November 19, 2020

By Jan Wolfe

(Reuters) – A judge on Thursday dismissed a Republican-backed lawsuit seeking to halt Arizona officials from certifying President-elect Joe Biden as the winner of the state, dealing another courtroom setback to President Donald Trump and his allies.

Judge John Hannah, a state court judge in Phoenix, said in a brief order he was denying a request by the Arizona Republican Party for an injunction blocking the Maricopa County Board of Supervisors from certifying the results in the county, where the majority of Arizonans live.

Democrat Joe Biden defeated Trump in Arizona by more than 10,000 votes, according to Edison Research, one of the states he flipped to win the White House by securing 306 Electoral College votes to the president’s 232.

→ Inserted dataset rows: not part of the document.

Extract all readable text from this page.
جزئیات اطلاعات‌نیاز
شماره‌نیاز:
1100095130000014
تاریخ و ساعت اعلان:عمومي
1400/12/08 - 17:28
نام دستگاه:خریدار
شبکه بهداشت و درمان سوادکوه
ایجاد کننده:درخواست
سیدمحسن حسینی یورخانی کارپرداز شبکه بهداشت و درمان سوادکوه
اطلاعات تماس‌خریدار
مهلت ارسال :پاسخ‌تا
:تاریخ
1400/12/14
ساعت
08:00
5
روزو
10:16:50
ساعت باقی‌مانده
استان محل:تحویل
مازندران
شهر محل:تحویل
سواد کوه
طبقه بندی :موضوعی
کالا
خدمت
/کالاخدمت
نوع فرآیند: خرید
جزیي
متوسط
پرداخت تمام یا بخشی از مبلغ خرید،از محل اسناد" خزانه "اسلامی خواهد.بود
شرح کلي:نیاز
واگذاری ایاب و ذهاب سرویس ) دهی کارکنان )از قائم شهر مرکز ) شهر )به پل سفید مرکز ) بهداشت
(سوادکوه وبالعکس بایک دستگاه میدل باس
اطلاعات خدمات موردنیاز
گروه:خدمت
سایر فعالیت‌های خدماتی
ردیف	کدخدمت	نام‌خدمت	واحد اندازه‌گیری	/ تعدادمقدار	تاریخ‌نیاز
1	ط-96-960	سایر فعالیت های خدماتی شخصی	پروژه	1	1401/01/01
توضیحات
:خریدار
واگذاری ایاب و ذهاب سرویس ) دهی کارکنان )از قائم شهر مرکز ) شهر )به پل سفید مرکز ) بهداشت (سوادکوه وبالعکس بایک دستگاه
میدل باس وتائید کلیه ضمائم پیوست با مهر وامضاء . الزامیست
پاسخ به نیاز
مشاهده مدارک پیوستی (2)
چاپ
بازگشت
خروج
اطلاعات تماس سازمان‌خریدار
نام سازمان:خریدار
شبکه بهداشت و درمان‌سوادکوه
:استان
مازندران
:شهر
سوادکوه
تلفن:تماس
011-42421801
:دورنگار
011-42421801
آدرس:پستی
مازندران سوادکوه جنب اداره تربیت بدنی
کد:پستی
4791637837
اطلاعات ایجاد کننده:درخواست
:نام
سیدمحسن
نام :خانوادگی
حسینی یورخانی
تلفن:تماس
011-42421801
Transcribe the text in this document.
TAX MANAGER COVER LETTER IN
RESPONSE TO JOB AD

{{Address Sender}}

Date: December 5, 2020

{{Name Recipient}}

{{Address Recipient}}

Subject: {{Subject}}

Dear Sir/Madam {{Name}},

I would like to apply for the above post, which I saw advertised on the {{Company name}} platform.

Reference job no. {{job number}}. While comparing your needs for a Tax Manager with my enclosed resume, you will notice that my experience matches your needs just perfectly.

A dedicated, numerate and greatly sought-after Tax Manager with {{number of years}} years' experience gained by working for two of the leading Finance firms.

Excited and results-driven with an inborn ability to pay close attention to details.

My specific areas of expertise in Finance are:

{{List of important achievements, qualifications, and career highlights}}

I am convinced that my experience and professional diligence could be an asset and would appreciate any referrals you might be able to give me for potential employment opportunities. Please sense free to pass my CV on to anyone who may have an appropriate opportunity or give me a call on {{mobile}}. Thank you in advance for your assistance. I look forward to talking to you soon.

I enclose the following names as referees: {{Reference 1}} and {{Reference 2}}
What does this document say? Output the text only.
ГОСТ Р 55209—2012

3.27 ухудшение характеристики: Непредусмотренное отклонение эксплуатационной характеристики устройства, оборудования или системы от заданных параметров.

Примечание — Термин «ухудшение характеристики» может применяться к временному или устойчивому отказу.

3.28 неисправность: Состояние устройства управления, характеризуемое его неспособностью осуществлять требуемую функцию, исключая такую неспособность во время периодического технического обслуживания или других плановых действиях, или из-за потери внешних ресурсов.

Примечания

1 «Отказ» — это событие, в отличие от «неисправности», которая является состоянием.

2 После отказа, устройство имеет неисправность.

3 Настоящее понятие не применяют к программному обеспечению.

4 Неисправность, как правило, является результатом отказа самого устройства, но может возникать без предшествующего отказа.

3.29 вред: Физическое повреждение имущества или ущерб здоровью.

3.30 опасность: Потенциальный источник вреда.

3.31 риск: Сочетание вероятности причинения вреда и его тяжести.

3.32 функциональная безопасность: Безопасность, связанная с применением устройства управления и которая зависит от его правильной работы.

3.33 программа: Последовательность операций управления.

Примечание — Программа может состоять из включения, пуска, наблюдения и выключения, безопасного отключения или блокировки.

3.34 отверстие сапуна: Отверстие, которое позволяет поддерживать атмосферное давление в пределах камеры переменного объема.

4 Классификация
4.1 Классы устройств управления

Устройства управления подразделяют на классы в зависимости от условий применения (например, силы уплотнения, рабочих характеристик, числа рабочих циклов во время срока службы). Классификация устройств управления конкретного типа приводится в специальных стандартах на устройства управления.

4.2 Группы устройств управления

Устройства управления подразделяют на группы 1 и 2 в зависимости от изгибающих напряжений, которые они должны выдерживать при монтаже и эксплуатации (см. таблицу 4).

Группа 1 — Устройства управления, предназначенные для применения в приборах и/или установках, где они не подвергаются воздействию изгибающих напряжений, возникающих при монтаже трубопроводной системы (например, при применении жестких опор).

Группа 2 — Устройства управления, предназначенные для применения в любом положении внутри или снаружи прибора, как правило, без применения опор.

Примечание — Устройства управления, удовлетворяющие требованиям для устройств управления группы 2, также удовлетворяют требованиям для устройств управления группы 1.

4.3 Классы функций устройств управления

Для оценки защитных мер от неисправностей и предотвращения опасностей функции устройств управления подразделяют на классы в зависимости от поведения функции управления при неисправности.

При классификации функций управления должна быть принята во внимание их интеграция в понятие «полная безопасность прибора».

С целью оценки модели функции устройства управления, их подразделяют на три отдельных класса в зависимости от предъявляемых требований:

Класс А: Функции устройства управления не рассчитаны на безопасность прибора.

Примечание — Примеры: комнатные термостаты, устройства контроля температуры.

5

Trump has vented his anger on Twitter about the Nov. 3 election results, making unsubstantiated claims of fraud. His efforts to contest the results in courts have almost entirely failed. But opinion polls show his complaints about a “rigged” election have a political benefit, with as many as half of Trump’s fellow Republicans believing them, according to a Reuters/Ipsos poll.

Arizona Republicans had asked Hannah to order a new audit of ballots, arguing it had been conducted in a way that violated state law.

The judge did not explain why he was denying the request but said he would issue a lengthier decision soon.

The Arizona Republican Party said in a statement that it had sought “judicial clarification” on whether election officials could supersede state laws.

“Unfortunately, this ruling instead makes clear to Arizonans that they must ensure that this issue is addressed with new legislation that clearly outlines the parameters in which the Secretary can and cannot impose their own interpretation of our laws in the future,” the statement said.

The party filed the case last week against Maricopa County Recorder Adrian Fontes and the county board of supervisors.

The lawsuit alleged a violation of a law relating to determining a sample for a post-election audit of ballots.

The judge also said it would be “futile” to allow the party to file a revised lawsuit, signaling deep skepticism about the case.